History of the Gospel in Libya
Before the Arab Invasion in the 7th century, Libya had a rich faith heritage. This is obvious, not only through the writings of the church fathers, but also through the archeological remains that we can see today. For the most part, the church ceased to exist and wasn’t present again in any form until the Italian Invasion in 1911. Even so, Catholicism was not embraced by many Libyans. Through the 42 years that Qaddafi was in power, the government allowed the International community to have churches for the expatriates working there, though Libyans were not allowed to have any involvement with these fellowships.

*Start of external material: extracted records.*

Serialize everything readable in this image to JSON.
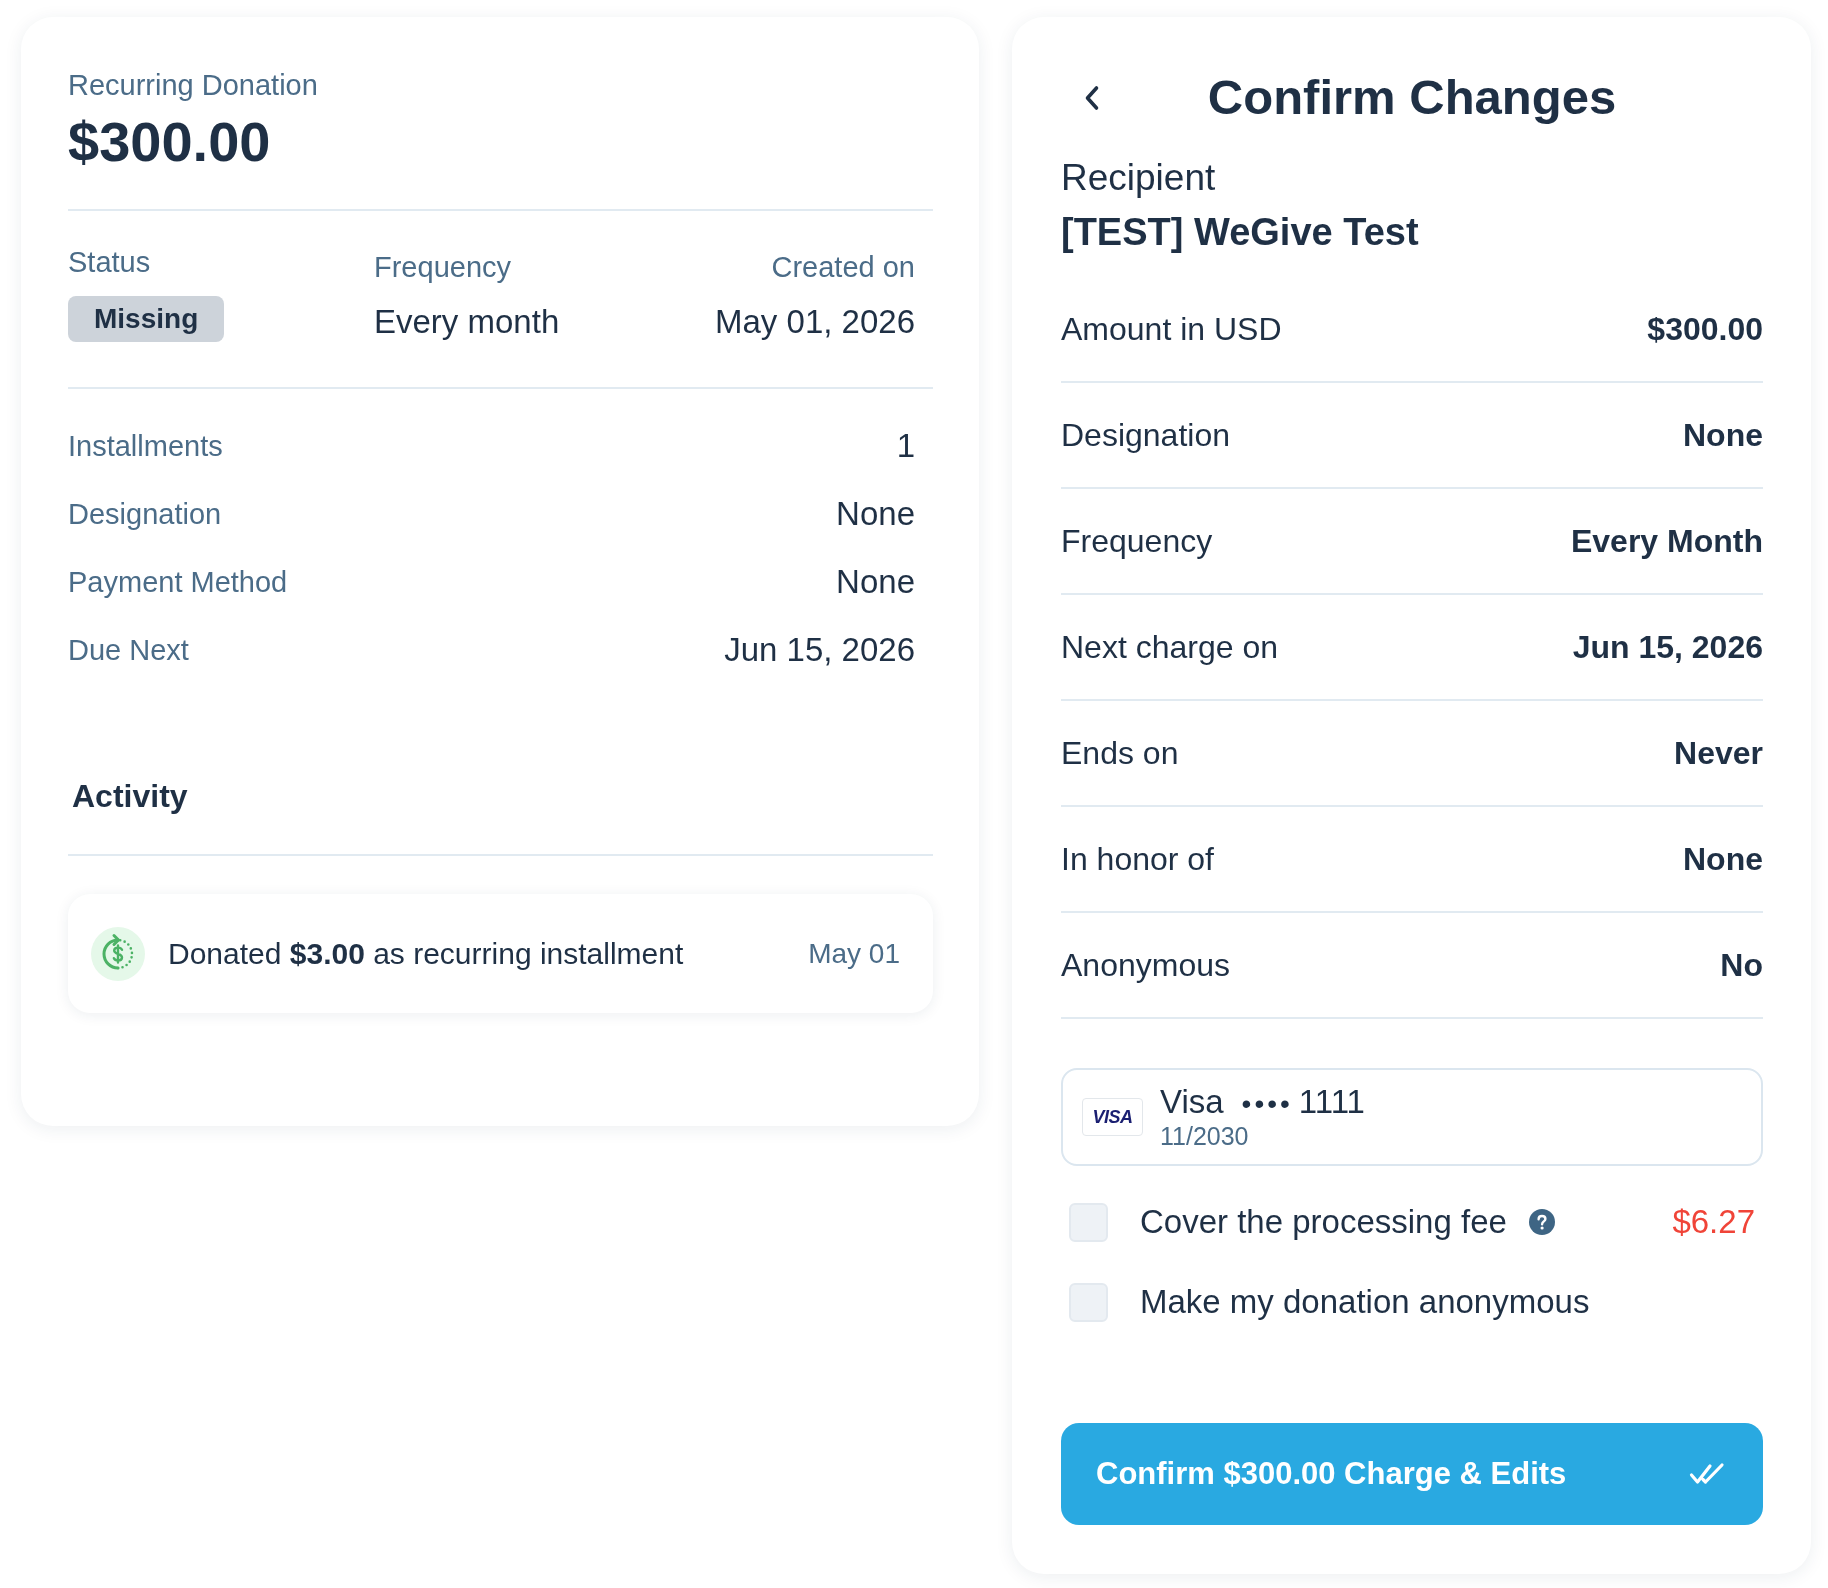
{
  "donation_summary": {
    "heading": "Recurring Donation",
    "amount": "$300.00",
    "overview": [
      {
        "kind": "badge",
        "label": "Status",
        "value": "Missing"
      },
      {
        "kind": "text",
        "label": "Frequency",
        "value": "Every month"
      },
      {
        "kind": "text",
        "label": "Created on",
        "value": "May 01, 2026"
      }
    ],
    "details": [
      {
        "label": "Installments",
        "value": "1"
      },
      {
        "label": "Designation",
        "value": "None"
      },
      {
        "label": "Payment Method",
        "value": "None"
      },
      {
        "label": "Due Next",
        "value": "Jun 15, 2026"
      }
    ],
    "activity": {
      "title": "Activity",
      "items": [
        {
          "text": "Donated **$3.00** as recurring installment",
          "date": "May 01"
        }
      ]
    }
  },
  "confirm_changes": {
    "title": "Confirm Changes",
    "recipient_label": "Recipient",
    "recipient": "[TEST] WeGive Test",
    "rows": [
      {
        "label": "Amount in USD",
        "value": "$300.00"
      },
      {
        "label": "Designation",
        "value": "None"
      },
      {
        "label": "Frequency",
        "value": "Every Month"
      },
      {
        "label": "Next charge on",
        "value": "Jun 15, 2026"
      },
      {
        "label": "Ends on",
        "value": "Never"
      },
      {
        "label": "In honor of",
        "value": "None"
      },
      {
        "label": "Anonymous",
        "value": "No"
      }
    ],
    "payment_card": {
      "logo": "VISA",
      "brand": "Visa",
      "masked": "••••",
      "last_digits": "1111",
      "expiry": "11/2030"
    },
    "options": [
      {
        "label": "Cover the processing fee",
        "checked": false,
        "help": true,
        "amount": "$6.27"
      },
      {
        "label": "Make my donation anonymous",
        "checked": false
      }
    ],
    "confirm_button": "Confirm $300.00 Charge & Edits"
  }
}
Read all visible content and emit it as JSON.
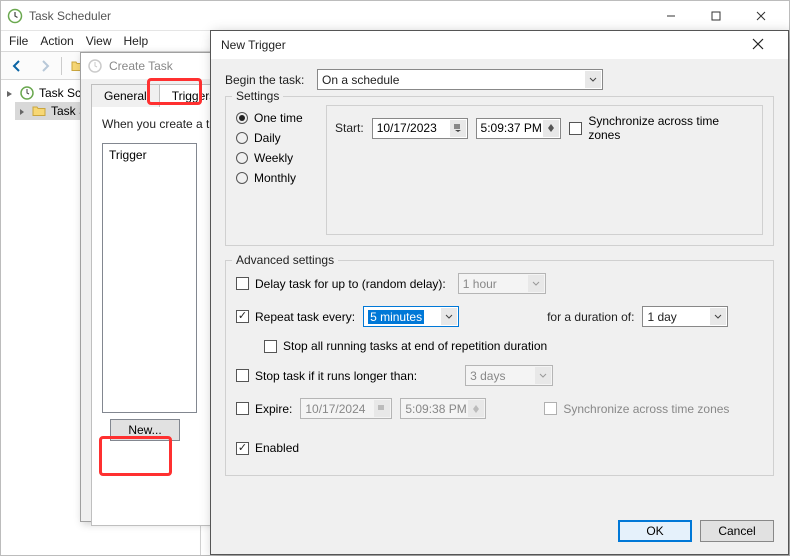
{
  "app": {
    "title": "Task Scheduler"
  },
  "menu": {
    "file": "File",
    "action": "Action",
    "view": "View",
    "help": "Help"
  },
  "tree": {
    "root": "Task Scheduler",
    "lib": "Task Scheduler Library"
  },
  "ct": {
    "title": "Create Task",
    "tab_general": "General",
    "tab_triggers": "Triggers",
    "hint": "When you create a task, you must specify the action that will occur when your task starts.",
    "col_trigger": "Trigger",
    "new_btn": "New..."
  },
  "nt": {
    "title": "New Trigger",
    "begin_label": "Begin the task:",
    "begin_value": "On a schedule",
    "settings_legend": "Settings",
    "radio_one": "One time",
    "radio_daily": "Daily",
    "radio_weekly": "Weekly",
    "radio_monthly": "Monthly",
    "start_label": "Start:",
    "start_date": "10/17/2023",
    "start_time": "5:09:37 PM",
    "sync_tz": "Synchronize across time zones",
    "adv_legend": "Advanced settings",
    "delay_label": "Delay task for up to (random delay):",
    "delay_value": "1 hour",
    "repeat_label": "Repeat task every:",
    "repeat_value": "5 minutes",
    "duration_label": "for a duration of:",
    "duration_value": "1 day",
    "stop_all": "Stop all running tasks at end of repetition duration",
    "stop_longer": "Stop task if it runs longer than:",
    "stop_longer_value": "3 days",
    "expire_label": "Expire:",
    "expire_date": "10/17/2024",
    "expire_time": "5:09:38 PM",
    "sync_tz2": "Synchronize across time zones",
    "enabled": "Enabled",
    "ok": "OK",
    "cancel": "Cancel"
  }
}
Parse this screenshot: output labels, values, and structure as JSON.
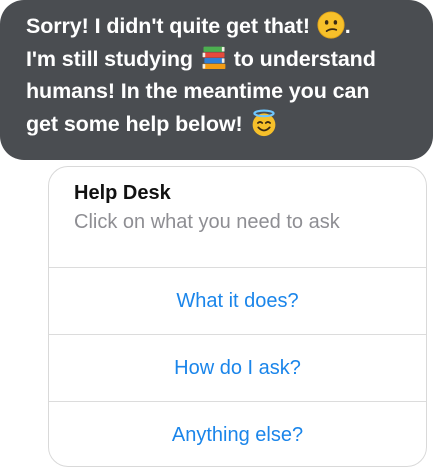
{
  "message": {
    "lines": [
      {
        "text": "Sorry! I didn't quite get that!",
        "emoji": "confused-face-icon"
      },
      {
        "text_before": "I'm still studying",
        "emoji": "books-icon",
        "text_after": "to understand"
      },
      {
        "text": "humans! In the meantime you can"
      },
      {
        "text": "get some help below!",
        "emoji": "smiling-face-with-halo-icon"
      }
    ],
    "trailing_period": ".",
    "bubble_color": "#4a4d51",
    "text_color": "#ffffff"
  },
  "help_card": {
    "title": "Help Desk",
    "subtitle": "Click on what you need to ask",
    "options": [
      {
        "label": "What it does?"
      },
      {
        "label": "How do I ask?"
      },
      {
        "label": "Anything else?"
      }
    ],
    "option_color": "#1a85ea"
  }
}
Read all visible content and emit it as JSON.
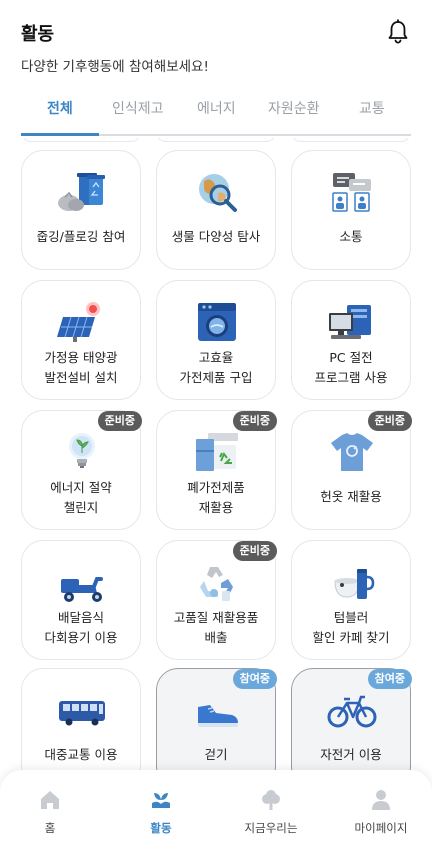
{
  "header": {
    "title": "활동",
    "subtitle": "다양한 기후행동에 참여해보세요!",
    "bell_icon": "bell-icon"
  },
  "tabs": [
    {
      "label": "전체",
      "active": true
    },
    {
      "label": "인식제고",
      "active": false
    },
    {
      "label": "에너지",
      "active": false
    },
    {
      "label": "자원순환",
      "active": false
    },
    {
      "label": "교통",
      "active": false
    }
  ],
  "colors": {
    "accent": "#3d86c6",
    "badge_preparing": "#5b5b5b",
    "badge_joined": "#6aa8dc"
  },
  "activities": [
    {
      "lines": [
        "줍깅/플로깅 참여"
      ],
      "icon": "trash-bins-icon",
      "badge": ""
    },
    {
      "lines": [
        "생물 다양성 탐사"
      ],
      "icon": "globe-magnifier-icon",
      "badge": ""
    },
    {
      "lines": [
        "소통"
      ],
      "icon": "communication-board-icon",
      "badge": ""
    },
    {
      "lines": [
        "가정용 태양광",
        "발전설비 설치"
      ],
      "icon": "solar-panel-icon",
      "badge": ""
    },
    {
      "lines": [
        "고효율",
        "가전제품 구입"
      ],
      "icon": "washing-machine-icon",
      "badge": ""
    },
    {
      "lines": [
        "PC 절전",
        "프로그램 사용"
      ],
      "icon": "computer-icon",
      "badge": ""
    },
    {
      "lines": [
        "에너지 절약",
        "챌린지"
      ],
      "icon": "lightbulb-icon",
      "badge": "준비중"
    },
    {
      "lines": [
        "폐가전제품",
        "재활용"
      ],
      "icon": "appliance-recycle-icon",
      "badge": "준비중"
    },
    {
      "lines": [
        "헌옷 재활용"
      ],
      "icon": "tshirt-recycle-icon",
      "badge": "준비중"
    },
    {
      "lines": [
        "배달음식",
        "다회용기 이용"
      ],
      "icon": "delivery-scooter-icon",
      "badge": ""
    },
    {
      "lines": [
        "고품질 재활용품",
        "배출"
      ],
      "icon": "recycle-arrows-icon",
      "badge": "준비중"
    },
    {
      "lines": [
        "텀블러",
        "할인 카페 찾기"
      ],
      "icon": "tumbler-icon",
      "badge": ""
    },
    {
      "lines": [
        "대중교통 이용"
      ],
      "icon": "bus-icon",
      "badge": ""
    },
    {
      "lines": [
        "걷기"
      ],
      "icon": "shoe-icon",
      "badge": "참여중"
    },
    {
      "lines": [
        "자전거 이용"
      ],
      "icon": "bicycle-icon",
      "badge": "참여중"
    }
  ],
  "bottom_nav": [
    {
      "label": "홈",
      "icon": "home-icon",
      "active": false
    },
    {
      "label": "활동",
      "icon": "sprout-hand-icon",
      "active": true
    },
    {
      "label": "지금우리는",
      "icon": "tree-icon",
      "active": false
    },
    {
      "label": "마이페이지",
      "icon": "person-icon",
      "active": false
    }
  ]
}
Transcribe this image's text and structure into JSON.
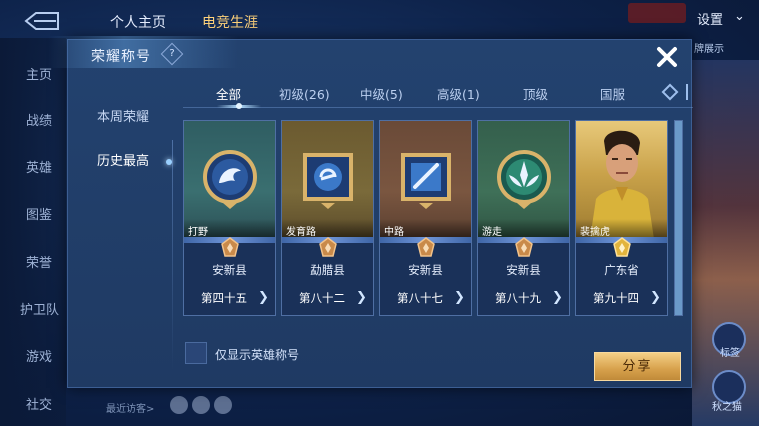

As the Arab Spring of 2011 surprised the world, Libya took center stage as the country endured a bloody civil war which left thousands of Libyans dead and a nation divided following the death of Qaddafi. Libya as a whole has been very separated along ideological lines as well as tribal and regional loyalties. Since the end of the civil war there has been regular fighting throughout the country between various militias. The country has yet to see a government that is able to impose any type of law and order over the heavily armed population.
The current situation in Libya is fluid and rapidly evolving. As there continue to be rivalries and infighting for power, daily life has taken on a new norm as the citizens grow accustomed to insecurity and lack of stability. It’s not uncommon for there to be a gun battle in the evening lasting into the night and for the next morning for things to go back to business as usual after the glass is swept up and the casualties dealt with. In many ways, life outside of the main cities goes on as normal.
Believers in Libya today
Though it’s impossible to know an exact number, it’s possible that there are more Libyans in the Kingdom of God today than in any other time in the past several hundred years. Though this is encouraging, it is definitely nothing to be satisfied with as this still amounts to very few believers. The majority of these believers are either secret believers or had to flee the country because of their faith. Those that share their faith with their family and friends are subject to heavy persecution.